Coup de tonnerre : Le Gayic quitte le Tavini

Le choc politique est brutal et les conséquences commencent déjà à se faire sentir au sommet du pouvoir polynésien.
Après une débâcle électorale retentissante, les fissures internes explosent au grand jour.
Une démission qui acte une rupture politique profonde
Quelques jours seulement après un revers électoral cinglant, Tematai Le Gayic a officialisé ce qui apparaissait inévitable : son départ du Tavini Huiraatira. Dans une lettre adressée à Oscar Temaru, l’ancien député annonce sa démission, mettant fin à plusieurs années d’engagement au sein du principal parti indépendantiste.
Le ton du courrier reste mesuré. Aucune attaque frontale, mais une ligne claire : celle d’un désaccord devenu irréconciliable. L’élu évoque des divergences de fond et une nécessité personnelle de rester fidèle à ses convictions. Une manière de partir sans fracas, mais qui confirme une réalité politique plus dure : le Tavini ne parvient plus à maintenir son unité.
Dans ce message, Tematai Le Gayic insiste sur le respect qu’il porte au combat historique mené par Oscar Temaru, tout en reconnaissant ne plus se retrouver dans certaines orientations. Une rupture idéologique assumée, mais enveloppée de prudence politique.

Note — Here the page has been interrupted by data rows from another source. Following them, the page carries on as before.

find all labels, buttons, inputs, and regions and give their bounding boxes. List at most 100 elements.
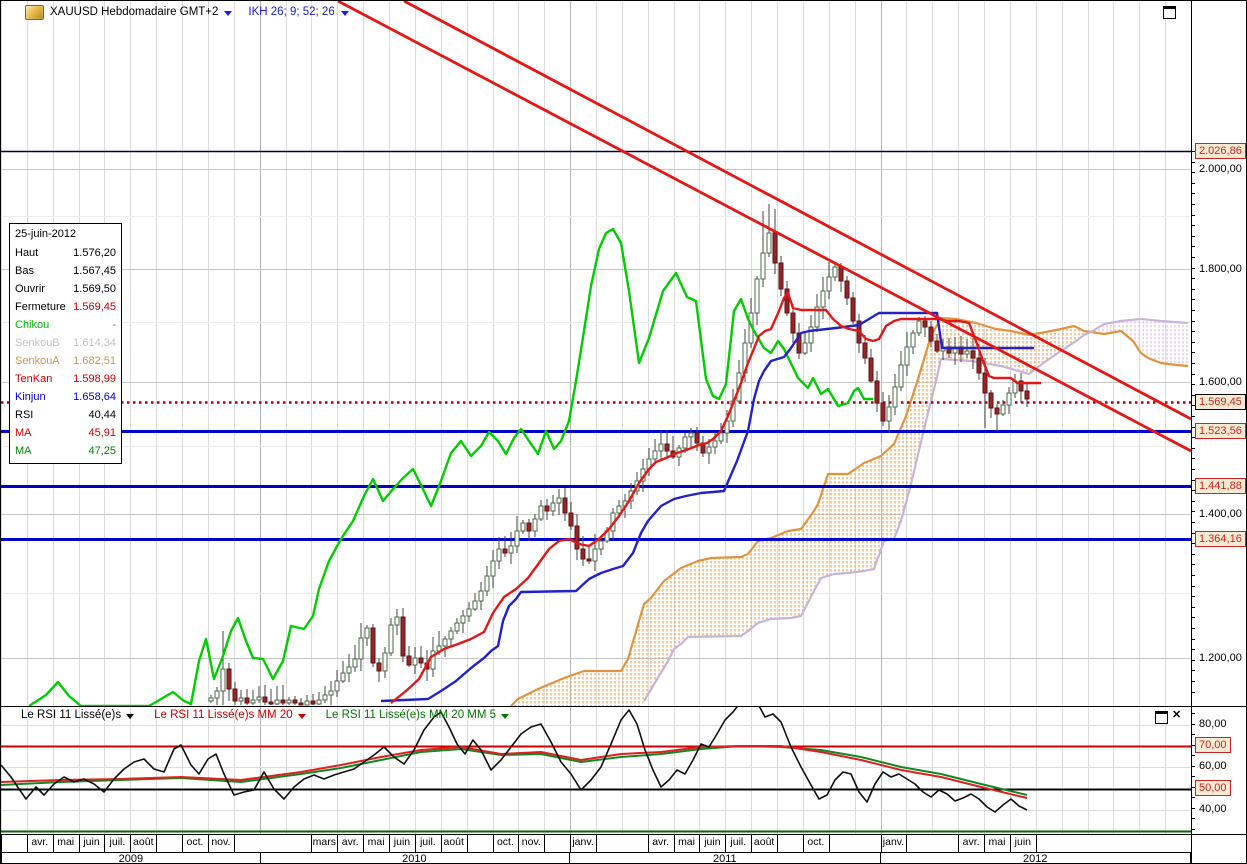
tooltip-value: 1.614,34 — [73, 337, 116, 349]
axis-tick — [1192, 808, 1195, 809]
rsi-panel-close-icon[interactable]: ✕ — [1172, 709, 1182, 721]
rsi-axis-label: 40,00 — [1199, 803, 1227, 815]
instrument-title: XAUUSD Hebdomadaire GMT+2 — [50, 6, 219, 18]
tooltip-label: Chikou — [15, 319, 50, 331]
month-label: avr. — [652, 836, 670, 848]
axis-tick — [1192, 533, 1195, 534]
ichimoku-cloud-future — [1091, 319, 1188, 366]
tooltip-label: Ouvrir — [15, 283, 45, 295]
tooltip-row: Haut 1.576,20 — [14, 244, 117, 262]
tooltip-date: 25-juin-2012 — [15, 228, 77, 240]
axis-tick — [1192, 607, 1195, 608]
tooltip-label: Haut — [15, 247, 39, 259]
trend-channel-line[interactable] — [403, 1, 1191, 421]
month-divider — [674, 835, 675, 852]
month-label: août — [443, 836, 464, 848]
ichimoku-settings-label: IKH 26; 9; 52; 26 — [248, 6, 335, 18]
axis-tick — [1192, 564, 1195, 565]
axis-tick — [1192, 278, 1195, 279]
rsi-indicator-dropdown-caret-icon[interactable] — [126, 713, 135, 719]
month-label: août — [753, 836, 775, 848]
month-label: avr. — [31, 836, 49, 848]
month-divider — [182, 835, 183, 852]
instrument-dropdown-caret-icon[interactable] — [224, 10, 233, 16]
kinjun-line — [380, 311, 1034, 703]
month-label: juin — [393, 836, 411, 848]
tooltip-value: 1.567,45 — [73, 265, 116, 277]
axis-tick — [1192, 395, 1195, 396]
tooltip-row: Chikou - — [14, 316, 117, 334]
tooltip-value: 1.576,20 — [73, 247, 116, 259]
tooltip-label: SenkouB — [15, 337, 60, 349]
rsi-line — [1, 707, 1028, 813]
axis-tick — [1192, 628, 1195, 629]
axis-tick — [1192, 596, 1195, 597]
axis-tick — [1192, 342, 1195, 343]
time-axis[interactable]: avr. mai juin juil. août oct. nov. mars avr. mai j… — [1, 834, 1246, 863]
tooltip-label: Kinjun — [15, 391, 46, 403]
tooltip-row: Bas 1.567,45 — [14, 262, 117, 280]
tooltip-value: 47,25 — [88, 445, 116, 457]
month-divider — [725, 835, 726, 852]
axis-tick — [1192, 501, 1195, 502]
month-divider — [1, 835, 2, 852]
axis-tick — [1192, 458, 1195, 459]
tooltip-label: Fermeture — [15, 301, 66, 313]
tooltip-row: Ouvrir 1.569,50 — [14, 280, 117, 298]
rsi-axis-alert-label: 50,00 — [1195, 780, 1231, 796]
month-divider — [27, 835, 28, 852]
axis-tick — [1192, 448, 1195, 449]
price-axis[interactable]: 2.000,00 1.800,00 1.600,00 1.400,00 1.200,00… — [1191, 1, 1246, 834]
axis-tick — [1192, 289, 1195, 290]
axis-tick — [1192, 257, 1195, 258]
month-divider — [699, 835, 700, 852]
month-divider — [415, 835, 416, 852]
tooltip-row: MA 45,91 — [14, 424, 117, 442]
rsi-panel-restore-button[interactable] — [1155, 711, 1168, 724]
indicator-dropdown-caret-icon[interactable] — [340, 10, 349, 16]
month-label: juin — [704, 836, 721, 848]
axis-tick — [1192, 660, 1195, 661]
axis-tick — [1192, 586, 1195, 587]
month-label: juil. — [109, 836, 126, 848]
axis-tick — [1192, 204, 1195, 205]
tooltip-row: Kinjun 1.658,64 — [14, 388, 117, 406]
rsi-mm20-line — [1, 745, 1028, 799]
trend-channel-line[interactable] — [337, 1, 1191, 453]
rsi-indicator-name: Le RSI 11 Lissé(e)s — [21, 709, 122, 721]
axis-tick — [1192, 352, 1195, 353]
year-label: 2012 — [881, 853, 1191, 863]
month-divider — [570, 835, 571, 852]
month-label: janv. — [882, 836, 905, 848]
axis-tick — [1192, 787, 1195, 788]
main-price-chart-canvas[interactable] — [1, 1, 1191, 706]
axis-tick — [1192, 797, 1195, 798]
axis-tick — [1192, 543, 1195, 544]
rsi-indicator-dropdown-caret-icon[interactable] — [297, 713, 306, 719]
tooltip-label: TenKan — [15, 373, 53, 385]
tooltip-row: SenkouA 1.682,51 — [14, 352, 117, 370]
month-divider — [518, 835, 519, 852]
month-label: mars — [312, 836, 337, 848]
senkou-a-line — [510, 316, 1189, 706]
price-axis-alert-label: 1.364,16 — [1195, 531, 1246, 547]
axis-tick — [1192, 639, 1195, 640]
axis-tick — [1192, 469, 1195, 470]
main-chart-restore-button[interactable] — [1163, 6, 1176, 19]
axis-tick — [1192, 427, 1195, 428]
axis-tick — [1192, 268, 1195, 269]
rsi-indicator-canvas[interactable] — [1, 706, 1191, 834]
rsi-indicator-dropdown-caret-icon[interactable] — [501, 713, 510, 719]
rsi-indicator-label: Le RSI 11 Lissé(e)s MM 20 — [154, 709, 306, 721]
month-label: août — [133, 836, 154, 848]
axis-tick — [1192, 384, 1195, 385]
axis-tick — [1192, 713, 1195, 714]
axis-tick — [1192, 490, 1195, 491]
month-divider — [311, 835, 312, 852]
tooltip-label: RSI — [15, 409, 34, 421]
month-label: oct. — [186, 836, 204, 848]
month-divider — [596, 835, 597, 852]
month-divider — [389, 835, 390, 852]
year-label: 2011 — [570, 853, 881, 863]
axis-tick — [1192, 522, 1195, 523]
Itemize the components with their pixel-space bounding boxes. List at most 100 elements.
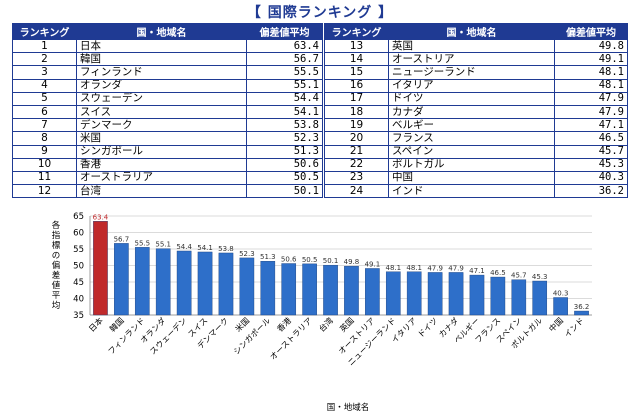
data-label: 54.4 xyxy=(176,243,192,251)
data-label: 55.1 xyxy=(155,241,171,249)
data-label: 52.3 xyxy=(239,250,255,258)
y-tick-label: 60 xyxy=(73,229,84,239)
country-cell: デンマーク xyxy=(76,118,247,133)
data-label: 47.9 xyxy=(448,264,464,272)
bar xyxy=(427,272,443,316)
rank-cell: 12 xyxy=(12,184,77,199)
bar xyxy=(365,268,380,316)
data-label: 45.7 xyxy=(511,272,527,280)
y-tick-label: 50 xyxy=(73,262,84,272)
country-cell: ニュージーランド xyxy=(388,65,555,80)
table-row: 6 スイス 54.1 18 カナダ 47.9 xyxy=(12,104,628,120)
country-cell: 韓国 xyxy=(76,52,247,67)
rank-cell: 19 xyxy=(324,118,389,133)
country-cell: オランダ xyxy=(76,78,247,93)
header-rank: ランキング xyxy=(12,23,77,40)
bar xyxy=(260,261,276,316)
table-row: 7 デンマーク 53.8 19 ベルギー 47.1 xyxy=(12,118,628,133)
country-cell: インド xyxy=(388,184,555,199)
country-cell: シンガポール xyxy=(76,144,247,159)
country-cell: ドイツ xyxy=(388,91,555,106)
data-labels: 63.4 56.7 55.5 55.1 54.4 54.1 53.8 52.3 51.3 50.6… xyxy=(93,213,590,311)
bar xyxy=(93,221,108,316)
rank-cell: 7 xyxy=(12,118,77,133)
country-cell: フィンランド xyxy=(76,65,247,80)
table-row: 10 香港 50.6 22 ポルトガル 45.3 xyxy=(12,157,628,172)
data-label: 46.5 xyxy=(490,269,506,277)
rank-cell: 3 xyxy=(12,65,77,80)
chart-bars xyxy=(93,221,589,316)
score-cell: 48.1 xyxy=(554,65,628,80)
table-row: 2 韓国 56.7 14 オーストリア 49.1 xyxy=(12,52,628,67)
x-axis-title: 国・地域名 xyxy=(327,402,370,413)
data-label: 47.9 xyxy=(427,264,443,272)
x-tick-label: 米国 xyxy=(233,315,251,333)
data-label: 63.4 xyxy=(93,213,109,221)
score-cell: 45.3 xyxy=(554,157,628,172)
rank-cell: 23 xyxy=(324,170,389,186)
table-row: 5 スウェーデン 54.4 17 ドイツ 47.9 xyxy=(12,91,628,106)
table-row: 3 フィンランド 55.5 15 ニュージーランド 48.1 xyxy=(12,65,628,80)
score-cell: 53.8 xyxy=(246,118,323,133)
ranking-table: ランキング 国・地域名 偏差値平均 ランキング 国・地域名 偏差値平均 1 日本 6… xyxy=(12,23,628,199)
data-label: 40.3 xyxy=(553,290,569,298)
country-cell: 英国 xyxy=(388,38,555,54)
y-axis-title: 各指標の偏差値平均 xyxy=(52,220,61,311)
bar xyxy=(197,251,213,316)
bar xyxy=(302,263,317,316)
score-cell: 54.4 xyxy=(246,91,323,106)
bar-chart: 35 40 45 50 55 60 65 63.4 56.7 55.5 55.1 54.4 54.1 5… xyxy=(52,212,592,413)
data-label: 50.1 xyxy=(323,257,339,265)
x-tick-label: 香港 xyxy=(275,315,293,333)
rank-cell: 15 xyxy=(324,65,389,80)
table-row: 4 オランダ 55.1 16 イタリア 48.1 xyxy=(12,78,628,93)
rank-cell: 5 xyxy=(12,91,77,106)
country-cell: スペイン xyxy=(388,144,555,159)
x-tick-label: 日本 xyxy=(86,315,104,333)
x-tick-label: インド xyxy=(563,316,586,339)
bar xyxy=(134,247,150,316)
data-label: 36.2 xyxy=(574,303,590,311)
score-cell: 48.1 xyxy=(554,78,628,93)
rank-cell: 14 xyxy=(324,52,389,67)
rank-cell: 17 xyxy=(324,91,389,106)
y-axis-ticks: 35 40 45 50 55 60 65 xyxy=(73,212,84,321)
score-cell: 46.5 xyxy=(554,131,628,146)
rank-cell: 16 xyxy=(324,78,389,93)
score-cell: 56.7 xyxy=(246,52,323,67)
data-label: 50.5 xyxy=(302,256,318,264)
y-tick-label: 45 xyxy=(73,278,84,288)
bar xyxy=(490,276,506,316)
country-cell: オーストリア xyxy=(388,52,555,67)
table-row: 1 日本 63.4 13 英国 49.8 xyxy=(12,38,628,54)
bar xyxy=(406,271,422,316)
data-label: 48.1 xyxy=(385,264,401,272)
bar xyxy=(574,310,589,316)
score-cell: 40.3 xyxy=(554,170,628,186)
rank-cell: 22 xyxy=(324,157,389,172)
country-cell: スウェーデン xyxy=(76,91,247,106)
score-cell: 47.1 xyxy=(554,118,628,133)
y-tick-label: 40 xyxy=(73,295,84,305)
score-cell: 52.3 xyxy=(246,131,323,146)
bar xyxy=(385,271,401,316)
bar xyxy=(511,279,527,316)
bar xyxy=(281,263,297,316)
rank-cell: 21 xyxy=(324,144,389,159)
bar xyxy=(155,248,171,316)
table-row: 8 米国 52.3 20 フランス 46.5 xyxy=(12,131,628,146)
country-cell: 中国 xyxy=(388,170,555,186)
bar xyxy=(176,250,192,316)
rank-cell: 10 xyxy=(12,157,77,172)
bar xyxy=(532,280,548,316)
score-cell: 49.8 xyxy=(554,38,628,54)
score-cell: 49.1 xyxy=(554,52,628,67)
bar xyxy=(448,272,464,316)
score-cell: 55.5 xyxy=(246,65,323,80)
country-cell: カナダ xyxy=(388,104,555,120)
rank-cell: 20 xyxy=(324,131,389,146)
data-label: 48.1 xyxy=(406,264,422,272)
rank-cell: 13 xyxy=(324,38,389,54)
rank-cell: 18 xyxy=(324,104,389,120)
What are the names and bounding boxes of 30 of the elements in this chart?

Une débâcle électorale qui agit comme déclencheur
Si cette démission était latente, les élections municipales ont joué le rôle d’accélérateur brutal. Le constat est sans appel : sur 17 listes soutenues par le Tavini, une seule a remporté la victoire, celle menée par Oscar Temaru à Faa’a.
Un bilan qualifié de véritable catastrophe politique, jusque dans les rangs du parti. Le président du gouvernement, Moetai Brotherson, a lui-même appelé à une clarification interne après ce revers historique.
Sur le plateau de TNTV, Oscar Temaru a reconnu un manque d’unité, affirmant avoir demandé un rassemblement des tendances du mouvement, sans succès. Un aveu qui confirme les divisions profondes qui minent le Tavini depuis plusieurs mois.
Pour Tematai Le Gayic, ce contexte électoral a sans doute été le point de non-retour. Lui qui espérait incarner un renouvellement politique à Papeete n’a pas réussi à transformer l’essai, malgré une progression notable au second tour. L’absence de soutien clair de son camp semble avoir pesé lourd dans sa décision.
Un Tavini fragilisé à l’approche d’échéances majeures
En réalité, la fracture ne date pas d’hier. Dès février 2025, Tematai Le Gayic avait provoqué des remous internes avec une tribune critique. Il y pointait notamment certaines orientations internationales du parti, en particulier ses relations controversées avec l’Azerbaïdjan.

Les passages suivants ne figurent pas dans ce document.